Indian Oil to Face Margin Squeeze in 2025 Amid Declining Crude Prices

IOC

Indian Oil Corporation (NSE: IOC), one of India’s leading oil refiners, is bracing for a turbulent 2025 as global and domestic factors converge to challenge its profitability. Falling Brent crude oil prices, a double-edged sword for energy-importing nations like India, are at the heart of this shift. While lower crude prices reduce import costs and provide macroeconomic benefits, they pose mixed outcomes for refiners like Indian Oil.

On the one hand, declining crude prices ease retail fuel and input costs. On the other, they erode product realizations—the prices at which refined products are sold—leading to inventory losses and narrower refining spreads. These spreads, the critical difference between crude oil costs and refined product prices, are integral to the profitability of refining and marketing operations. A shrinking spread translates directly into thinner margins, even as input costs fall.
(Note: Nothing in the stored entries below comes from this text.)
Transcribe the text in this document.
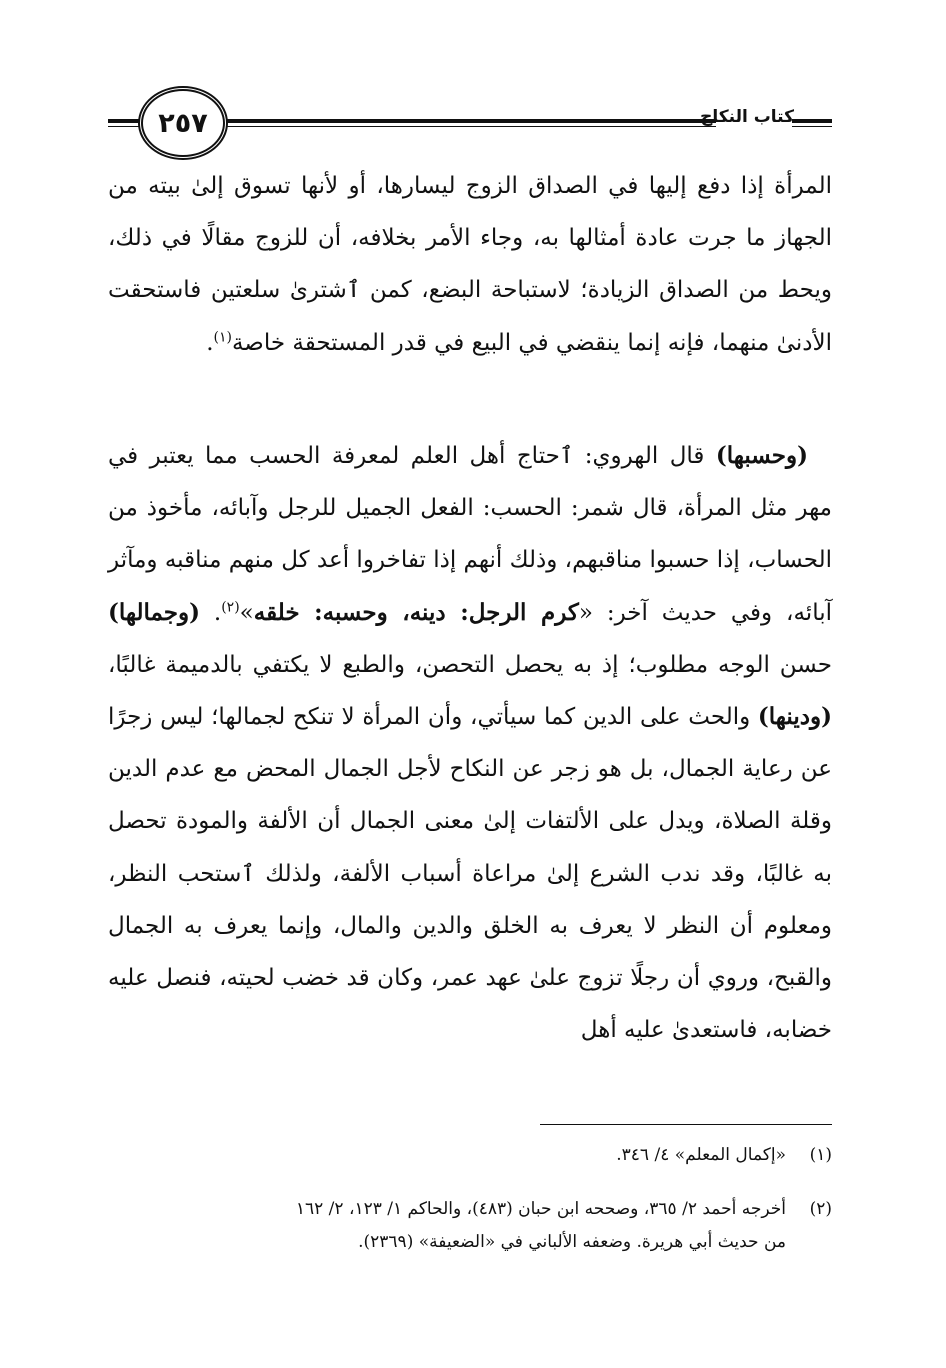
٢٥٧	كتاب النكاح

المرأة إذا دفع إليها في الصداق الزوج ليسارها، أو لأنها تسوق إلىٰ بيته من الجهاز ما جرت عادة أمثالها به، وجاء الأمر بخلافه، أن للزوج مقالًا في ذلك، ويحط من الصداق الزيادة؛ لاستباحة البضع، كمن ٱشترىٰ سلعتين فاستحقت الأدنىٰ منهما، فإنه إنما ينقضي في البيع في قدر المستحقة خاصة$^{(١)}$.

(وحسبها) قال الهروي: ٱحتاج أهل العلم لمعرفة الحسب مما يعتبر في مهر مثل المرأة، قال شمر: الحسب: الفعل الجميل للرجل وآبائه، مأخوذ من الحساب، إذا حسبوا مناقبهم، وذلك أنهم إذا تفاخروا أعد كل منهم مناقبه ومآثر آبائه، وفي حديث آخر: «كرم الرجل: دينه، وحسبه: خلقه»$^{(٢)}$. (وجمالها) حسن الوجه مطلوب؛ إذ به يحصل التحصن، والطبع لا يكتفي بالدميمة غالبًا، (ودينها) والحث على الدين كما سيأتي، وأن المرأة لا تنكح لجمالها؛ ليس زجرًا عن رعاية الجمال، بل هو زجر عن النكاح لأجل الجمال المحض مع عدم الدين وقلة الصلاة، ويدل على الألتفات إلىٰ معنى الجمال أن الألفة والمودة تحصل به غالبًا، وقد ندب الشرع إلىٰ مراعاة أسباب الألفة، ولذلك ٱستحب النظر، ومعلوم أن النظر لا يعرف به الخلق والدين والمال، وإنما يعرف به الجمال والقبح، وروي أن رجلًا تزوج علىٰ عهد عمر، وكان قد خضب لحيته، فنصل عليه خضابه، فاستعدىٰ عليه أهل

(١)«إكمال المعلم» ٤/ ٣٤٦.

(٢)أخرجه أحمد ٢/ ٣٦٥، وصححه ابن حبان (٤٨٣)، والحاكم ١/ ١٢٣، ٢/ ١٦٢
من حديث أبي هريرة. وضعفه الألباني في «الضعيفة» (٢٣٦٩).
The financial toll is evident in Visible Alpha’s consensus forecasts. Having been impacted by a sharp -12% oil price decline in 2024, Indian Oil’s consolidated revenue is further projected to drop -4% year-over-year to ₹7.5 trillion in 2025. Meanwhile, consolidated net income is expected to plunge -69% to ₹130 billion, with consolidated EBITDA declining -51%, reflecting significant pressure across the refining and marketing segments.